首筋を撫でる彼女の舌が。顔に掛かる生暖かく荒い息遣いが。秘裂から溢れ出した愛液のにおいが。
その全てが彼女を快楽の奈落へと引きずり込んでいた。
もう、後は絶頂を迎えるしかないのだ。
「んっ……はあ……」
くちゅ……と、やがて彼女の秘裂から指が離されると、名残惜しそうな声を上げてグレイシアはその指をじっと見る。
キュウコンもそろそろ彼女が限界であることは分かっていた。
そろそろこの行為を終いにする時。キュウコンはそう思った。
前足についた愛液を舐め取ると、キュウコンはゆっくりとグレイシアに覆い被さるようにして上に立った。
そしてゆっくりと体を下ろしていくと、自身の秘裂と彼女の秘裂とをぴたりと密着させる。

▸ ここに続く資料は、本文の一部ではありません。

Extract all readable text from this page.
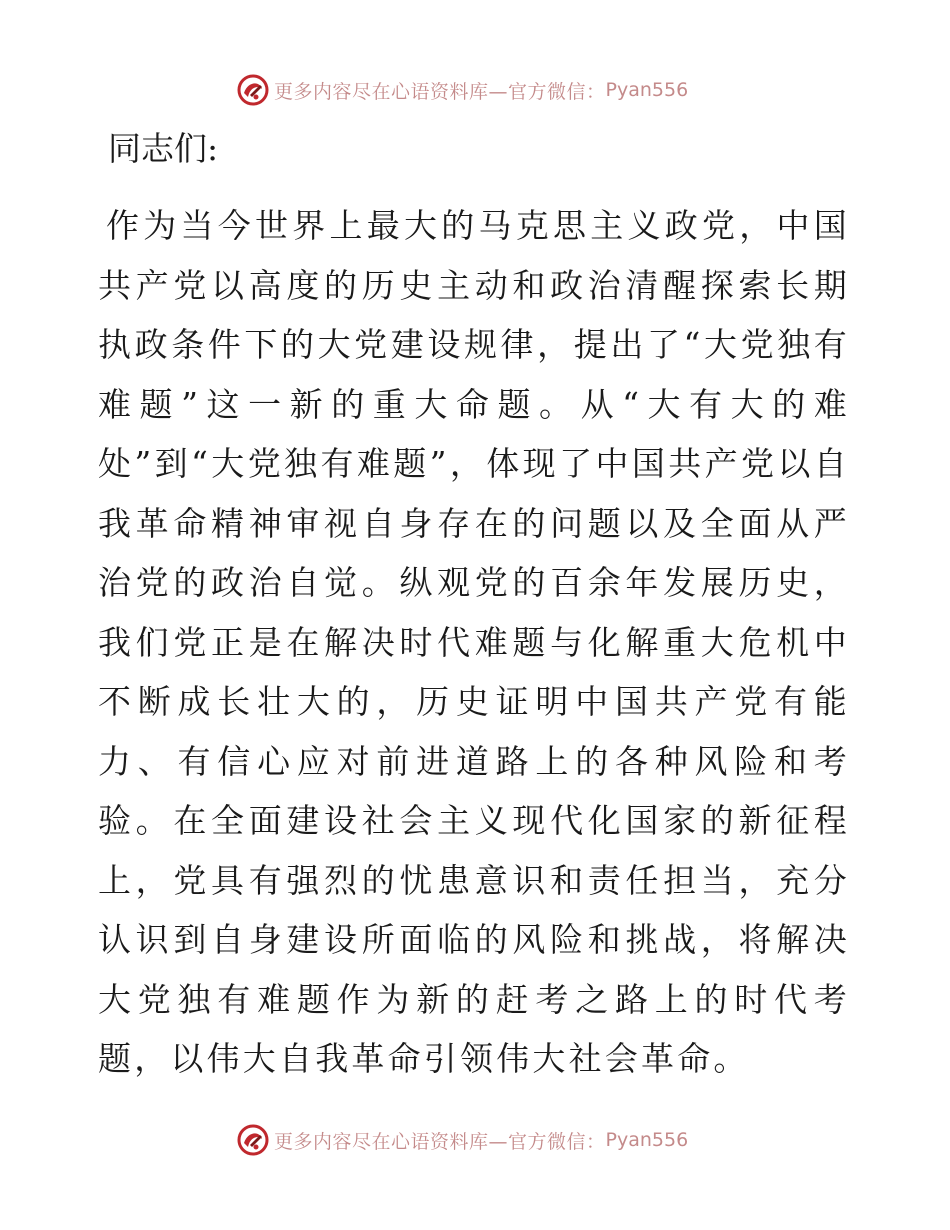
更多内容尽在心语资料库—官方微信： Pyan556
同志们:

作为当今世界上最大的马克思主义政党，中国共产党以高度的历史主动和政治清醒探索长期执政条件下的大党建设规律，提出了“大党独有难题”这一新的重大命题。从“大有大的难处”到“大党独有难题”，体现了中国共产党以自我革命精神审视自身存在的问题以及全面从严治党的政治自觉。纵观党的百余年发展历史，我们党正是在解决时代难题与化解重大危机中不断成长壮大的，历史证明中国共产党有能力、有信心应对前进道路上的各种风险和考验。在全面建设社会主义现代化国家的新征程上，党具有强烈的忧患意识和责任担当，充分认识到自身建设所面临的风险和挑战，将解决大党独有难题作为新的赶考之路上的时代考题，以伟大自我革命引领伟大社会革命。

更多内容尽在心语资料库—官方微信： Pyan556
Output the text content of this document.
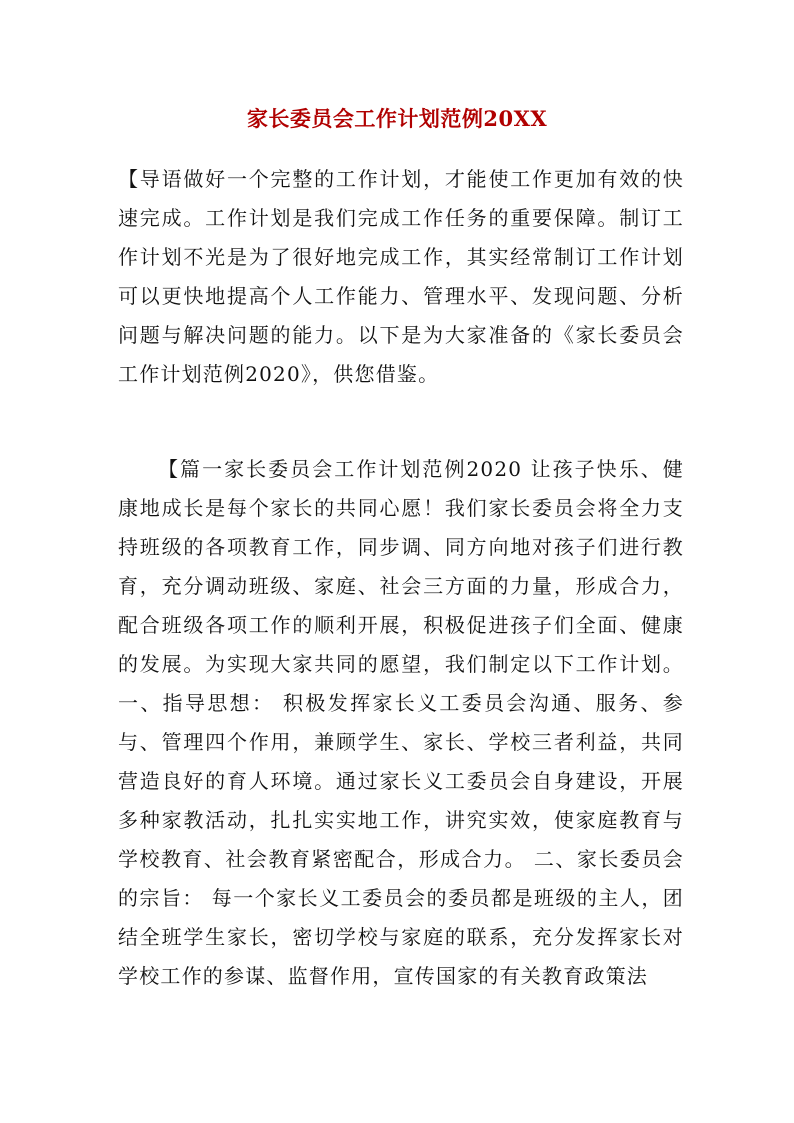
家长委员会工作计划范例20XX

【导语做好一个完整的工作计划，才能使工作更加有效的快速完成。工作计划是我们完成工作任务的重要保障。制订工作计划不光是为了很好地完成工作，其实经常制订工作计划可以更快地提高个人工作能力、管理水平、发现问题、分析问题与解决问题的能力。以下是为大家准备的《家长委员会工作计划范例2020》，供您借鉴。

【篇一家长委员会工作计划范例2020 让孩子快乐、健康地成长是每个家长的共同心愿！我们家长委员会将全力支持班级的各项教育工作，同步调、同方向地对孩子们进行教育，充分调动班级、家庭、社会三方面的力量，形成合力，配合班级各项工作的顺利开展，积极促进孩子们全面、健康的发展。为实现大家共同的愿望，我们制定以下工作计划。一、指导思想： 积极发挥家长义工委员会沟通、服务、参与、管理四个作用，兼顾学生、家长、学校三者利益，共同营造良好的育人环境。通过家长义工委员会自身建设，开展多种家教活动，扎扎实实地工作，讲究实效，使家庭教育与学校教育、社会教育紧密配合，形成合力。 二、家长委员会的宗旨： 每一个家长义工委员会的委员都是班级的主人，团结全班学生家长，密切学校与家庭的联系，充分发挥家长对学校工作的参谋、监督作用，宣传国家的有关教育政策法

“貝あわせ”の状態になった二人は、荒い息をお互いに整えつつも、ただ静かに時を待っていた。
「あっ……」
ふとキュウコンの喘ぎが響く。
意外にも動き始めたのはグレイシアの方だった。
しかし彼女の目はしっかりとキュウコンを見据えていて。
快楽に溺れたのではなく、ただ単にキュウコンへの仕返しなのだろう。
いきなりの攻めの反転に驚いたのもつかの間、キュウコンはそれを幸いにと自分も腰を上下に揺さぶり始める。
「んっ……やっ……あんっ……!」
「ふっ……あはっ……んくっ……」
二つの声が木霊する。二つの水音も木霊する。
“あまいかおり”を部屋中に放つ二人の行為は、より一層激しさを増していく。
口を合わせ、お互いの舌を貪って、更には前足で乳首を刺激しあって。
擦れ合う秘裂からは愛液が止め処なく流れていた。
「あっ……あああっ!」
「んっ……あっ!」
大きな声を上げて、二人は達した。
重なり合った貝から潮が勢いよく吹き出して、二人と、そして床をしっとりと濡らしていく。
「はあ……はあ……はあ……」
肩で息をするグレイシアを余所に、キュウコンはもう既に息を整えていて、グレイシアの首筋を労わるように舐めていた。
やがて疲れ果てたのか、くたっとそのまま眠ってしまうグレイシア。
そんな初々しい彼女の姿を見てくすりとキュウコンは母親にも似た笑みを見せると、その隣でゆっくりと眠りにつくのだった。
「……片付けるの、俺なんだけどなぁ……」
二人が眠りについたその部屋の隅で布団に包まりながら、私は密かにそう呟いた。